DISCUSSION This study represents the first community-wide approach to investigating bacterial activity in marine sponges. Previous studies have provided valuable information on specific
metabolic processes and/or the organisms involved, but to gain a broader picture of microbial diversity and activity within any system it is essential to consider the whole community. By
comparing 16S rRNA gene and 16S rRNA profiles of bacterial identity and activity, respectively, we were able to provide insights into the _in situ_ activity of uncultivated, sponge-specific
bacterial lineages. Taxa such as the _Actinobacteria_, _Chloroflexi_, _Gemmatimonadetes_ and _Acidobacteria_ contain large sponge-specific clusters from diverse host sponges; yet, a failure
to obtain most of these organisms in pure culture has led to a paucity of information about their activities and likely function within the host. BACTERIAL 16S RRNA GENE VS 16S RRNA
COMPARISONS IN SPONGES Earlier studies have successfully used the 16S rRNA gene vs rRNA approach to investigate the activity of, for example, marine plankton, sediment and gas hydrate
communities (Moeseneder et al., 2001, 2005; Mills et al., 2005; Gentile et al., 2006; Rodriguez-Blanco et al., 2009). Similar to earlier studies, we found substantial overlap between the
DNA- and RNA-derived libraries (clusters A1–16 and P1 and 2 in Figures 3, 4 and 5, and Supplementary Figures 1–4), but also many cases in which a particular DNA or RNA sequence occurred
alone (e.g., both phenomena can be seen for the _Actinobacteria_ in Figure 3). Each of these cases can be readily explained—or at least speculated upon (Moeseneder et al., 2005). First,
phylotypes from the same sponge species represented in both DNA and RNA libraries are clearly present and—as indicated by the detection of their rRNA—are presumably active as well. This is
the case for, for example, cluster A1 in Figure 3. On this same tree, the _A. alata_ DNA clones AncD11, AncA12, AncD8 and AncE1 may represent abundant bacteria and/or those that contain
multiple 16S rRNA gene operons. The absence of matching clones in the RNA library implies that the bacteria represented by these sequences may have only low activity. RNA clones without
corresponding DNA clones (e.g., AncK22, AncL22 and AncL39 in Figure 3) may represent bacteria that are uncommon but metabolically highly active. It is worth noting here that a conservative
approach was taken, with any inferences about bacterial activity remaining strictly qualitative.
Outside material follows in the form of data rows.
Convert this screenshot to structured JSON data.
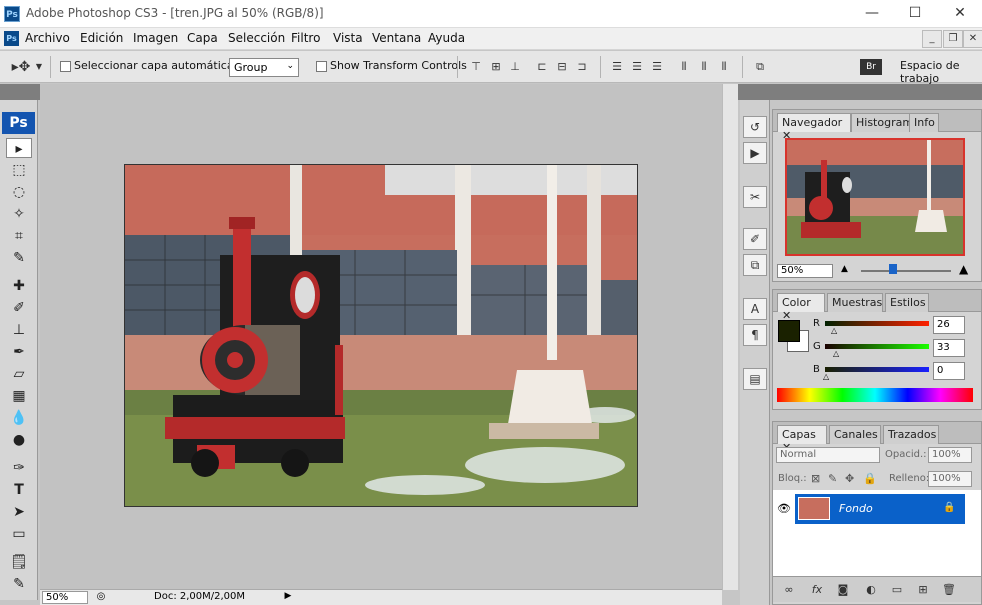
{
  "window": {
    "title": "Adobe Photoshop CS3 - [tren.JPG al 50% (RGB/8)]",
    "app_icon": "Ps",
    "minimize": "—",
    "maximize": "☐",
    "close": "✕"
  },
  "menu": [
    "Archivo",
    "Edición",
    "Imagen",
    "Capa",
    "Selección",
    "Filtro",
    "Vista",
    "Ventana",
    "Ayuda"
  ],
  "options": {
    "auto_select_label": "Seleccionar capa automáticamente",
    "group_value": "Group",
    "transform_label": "Show Transform Controls",
    "workspace_label": "Espacio de trabajo"
  },
  "toolbox": {
    "logo": "Ps"
  },
  "status": {
    "zoom": "50%",
    "doc": "Doc: 2,00M/2,00M"
  },
  "navigator": {
    "tabs": [
      "Navegador",
      "Histograma",
      "Info"
    ],
    "zoom": "50%"
  },
  "color_panel": {
    "tabs": [
      "Color",
      "Muestras",
      "Estilos"
    ],
    "r_label": "R",
    "g_label": "G",
    "b_label": "B",
    "r": "26",
    "g": "33",
    "b": "0",
    "fg_color": "#1a2100"
  },
  "layers_panel": {
    "tabs": [
      "Capas",
      "Canales",
      "Trazados"
    ],
    "blend_mode": "Normal",
    "opacity_label": "Opacid.:",
    "opacity": "100%",
    "lock_label": "Bloq.:",
    "fill_label": "Relleno:",
    "fill": "100%",
    "layer_name": "Fondo"
  }
}
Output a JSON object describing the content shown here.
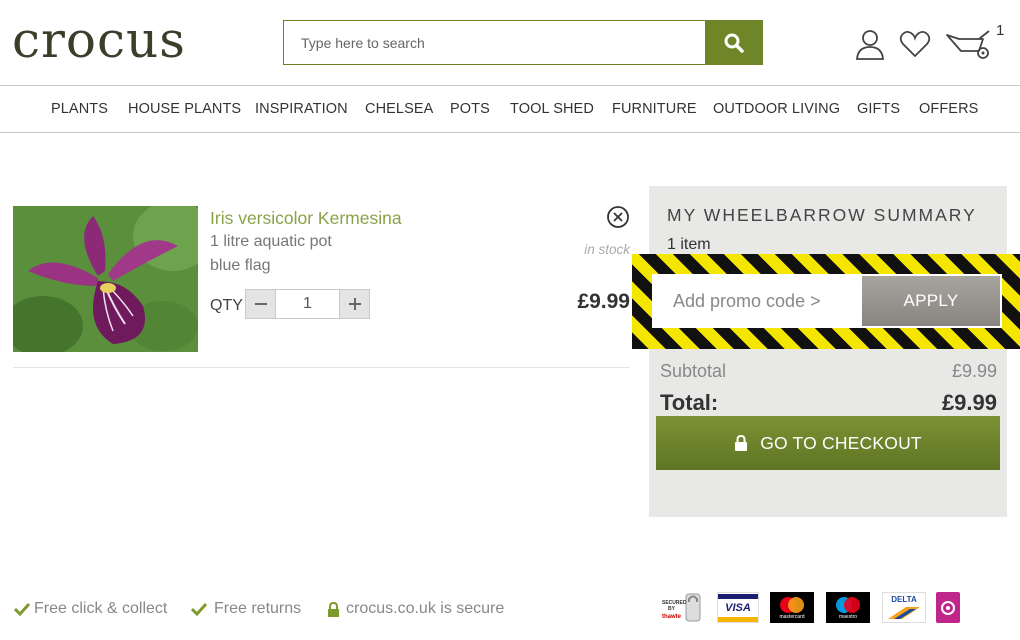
{
  "header": {
    "logo": "crocus",
    "search_placeholder": "Type here to search",
    "cart_count": "1",
    "icons": [
      "account-icon",
      "wishlist-heart-icon",
      "wheelbarrow-cart-icon",
      "search-icon"
    ]
  },
  "nav": {
    "items": [
      "PLANTS",
      "HOUSE PLANTS",
      "INSPIRATION",
      "CHELSEA",
      "POTS",
      "TOOL SHED",
      "FURNITURE",
      "OUTDOOR LIVING",
      "GIFTS",
      "OFFERS"
    ]
  },
  "basket": {
    "item": {
      "name": "Iris versicolor Kermesina",
      "size": "1 litre aquatic pot",
      "common_name": "blue flag",
      "qty_label": "QTY",
      "qty": "1",
      "stock": "in stock",
      "price": "£9.99"
    }
  },
  "summary": {
    "title": "MY WHEELBARROW SUMMARY",
    "item_count": "1 item",
    "promo_placeholder": "Add promo code >",
    "apply_label": "APPLY",
    "subtotal_label": "Subtotal",
    "subtotal_value": "£9.99",
    "total_label": "Total:",
    "total_value": "£9.99",
    "checkout_label": "GO TO CHECKOUT"
  },
  "footer": {
    "trust": [
      "Free click & collect",
      "Free returns",
      "crocus.co.uk is secure"
    ],
    "payments": [
      "VISA",
      "mastercard",
      "maestro",
      "DELTA"
    ]
  },
  "colors": {
    "brand_green": "#6e8528",
    "product_link": "#8aa24a",
    "summary_bg": "#e8e8e6",
    "hazard_yellow": "#f5e600"
  }
}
Discrepancies between DNA- and RNA-derived libraries can often be explained within a
biological context, as discussed above. However, it is also worthwhile to consider methodological factors that could potentially contribute to such variation among libraries. Most
critically, the entire approach is based on the use of rRNA as a proxy for activity. Although it is now known that ammonia-oxidizing bacteria retain appreciable cellular concentrations of
rRNA even during idle periods when activity is expected to be minimal (Morgenroth et al., 2000), it is widely accepted that in most bacteria rRNA levels are typically correlated with
cellular growth rate and activity (DeLong et al., 1989; Poulsen et al., 1993). The approach therefore seems valid for most bacteria in most situations, although further investigation of
host-associated microbes is required to establish definitively the relationship between rRNA level and activity for symbionts. In addition, small cells are likely to have a lower ribosomal
RNA content when compared with larger cells, even though they could be metabolically more active. Another point to consider is that a specific sequence could be detected in one (i.e., either
DNA or RNA) library but missed in the corresponding library because of insufficient numbers of clones being sequenced. Thus, a difference between DNA and RNA libraries would seem to be
present, when in fact there is none. Given the considerable overlap between our DNA- and RNA-derived libraries, we do not believe this to be a major factor in our case, although this does
depend on the phylotype definition used. If an exclusively monophyletic grouping of DNA- or RNA-derived sequences is used to define a phylotype, then concordance between the libraries is
high. However, one can also consider the case in which phylotypes are defined based on a—somewhat arbitrary—sequence similarity threshold (e.g., 99% may represent ‘species’, whereas 95% may
approximate ‘genus’ level). Using a 95% threshold, observed OTU richness was almost as high in the _A. alata_ DNA library as the total richness predicted by the Chao1 estimator, suggesting
that further sequencing of this library would have revealed very few additional genera. Predictably, the observed and predicted OTU richness values diverge more when a more stringent (99%)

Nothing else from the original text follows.